Critics of the WTO argue that it enables wealthier states/the ‘Global North’ to maintain tariffs and rules which provide them with an advantage at the expense of the developing world. Some of the poorest, most conflict-ridden and unstable countries in the world also not member to the WTO, such as Eritrea, North Korea and South Sudan, only worsening the problem. The claim that the WTO favours the wealthier world is evidenced by the Doha Development Round, something which in itself has become the target of a lot of WTO-aimed criticism. The Doha Round is the currently ongoing round of negotiations in the WTO which is aimed at enabling developing countries to grow economically at a greater rate and with greater trade security. However, the round has been stalled by powerful, dynamic voting blocs (like the EU and the NAFTA countries) refusing efforts to abandon agricultural subsidisation, a policy which currently wreaks havoc on agricultural sectors across the developing world and which encourages agricultural dumping by developed states which significantly overproduce.

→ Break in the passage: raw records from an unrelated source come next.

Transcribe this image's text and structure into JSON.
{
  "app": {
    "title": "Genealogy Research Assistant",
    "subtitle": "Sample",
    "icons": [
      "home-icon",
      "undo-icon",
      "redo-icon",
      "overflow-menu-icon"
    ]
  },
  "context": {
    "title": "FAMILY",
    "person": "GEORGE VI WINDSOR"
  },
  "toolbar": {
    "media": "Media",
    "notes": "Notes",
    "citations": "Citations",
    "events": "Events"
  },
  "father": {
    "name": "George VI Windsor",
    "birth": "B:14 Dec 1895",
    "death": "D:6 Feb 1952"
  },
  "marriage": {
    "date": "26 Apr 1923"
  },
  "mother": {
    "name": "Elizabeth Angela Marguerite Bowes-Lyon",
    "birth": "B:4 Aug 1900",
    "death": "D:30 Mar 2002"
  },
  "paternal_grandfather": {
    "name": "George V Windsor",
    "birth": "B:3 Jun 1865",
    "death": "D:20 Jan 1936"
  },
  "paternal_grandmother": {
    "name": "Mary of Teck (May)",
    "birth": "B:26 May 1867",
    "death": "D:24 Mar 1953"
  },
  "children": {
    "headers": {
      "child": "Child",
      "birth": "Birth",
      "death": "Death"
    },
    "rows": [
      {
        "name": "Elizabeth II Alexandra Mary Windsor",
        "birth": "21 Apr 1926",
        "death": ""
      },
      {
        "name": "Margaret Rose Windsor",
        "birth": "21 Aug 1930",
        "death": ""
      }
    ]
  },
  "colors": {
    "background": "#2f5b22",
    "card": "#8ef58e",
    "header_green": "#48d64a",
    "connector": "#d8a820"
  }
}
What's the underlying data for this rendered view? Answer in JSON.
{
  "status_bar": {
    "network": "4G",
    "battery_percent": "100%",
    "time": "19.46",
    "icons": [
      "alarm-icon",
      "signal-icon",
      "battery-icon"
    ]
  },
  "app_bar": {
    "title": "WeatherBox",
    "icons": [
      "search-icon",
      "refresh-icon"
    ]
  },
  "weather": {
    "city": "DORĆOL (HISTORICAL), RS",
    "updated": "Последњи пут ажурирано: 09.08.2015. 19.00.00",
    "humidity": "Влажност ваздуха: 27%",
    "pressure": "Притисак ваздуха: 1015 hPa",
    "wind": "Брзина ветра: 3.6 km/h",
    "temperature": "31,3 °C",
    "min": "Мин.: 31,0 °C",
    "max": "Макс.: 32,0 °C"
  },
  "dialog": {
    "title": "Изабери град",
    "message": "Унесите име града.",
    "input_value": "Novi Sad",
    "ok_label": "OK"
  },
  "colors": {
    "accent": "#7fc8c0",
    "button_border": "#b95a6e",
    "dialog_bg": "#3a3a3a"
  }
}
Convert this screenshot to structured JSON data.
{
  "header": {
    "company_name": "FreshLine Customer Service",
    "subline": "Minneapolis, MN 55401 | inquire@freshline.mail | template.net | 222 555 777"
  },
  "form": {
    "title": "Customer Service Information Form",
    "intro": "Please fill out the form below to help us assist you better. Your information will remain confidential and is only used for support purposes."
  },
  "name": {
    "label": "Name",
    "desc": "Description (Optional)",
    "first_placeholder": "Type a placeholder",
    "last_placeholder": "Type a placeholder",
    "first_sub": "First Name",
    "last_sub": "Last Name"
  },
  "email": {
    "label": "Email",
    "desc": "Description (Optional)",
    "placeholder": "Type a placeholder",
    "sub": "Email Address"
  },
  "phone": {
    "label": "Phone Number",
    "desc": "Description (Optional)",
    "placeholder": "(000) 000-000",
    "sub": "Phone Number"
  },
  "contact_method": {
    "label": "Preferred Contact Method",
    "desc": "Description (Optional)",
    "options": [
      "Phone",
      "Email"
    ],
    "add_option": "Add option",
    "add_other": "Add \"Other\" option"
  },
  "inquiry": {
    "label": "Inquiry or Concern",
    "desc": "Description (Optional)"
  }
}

Because of the WTO’s consensus voting system, progress over development has been painstakingly slow and issues such as agricultural subsidisation are effectively at a stalemate.Finally, the WTO is also criticised for its pursuit of free trade at the expense of the developing world. The argument, often known as the infant industry argument, states that less- and non-competitive industries in developing countries require some tariff protections. The inability to set up targeted protectionist tariffs by poorer states also greatly inhibits the ability for diversification, with extractive economies largely in the Middle East and Africa limited even more to a sector with an ever-shortening lifespan. Emerging economies are also impacted as tariffs cannot be used to favour those domestic industries which have emerged, pitting local companies against transnational corporations on a level playing field.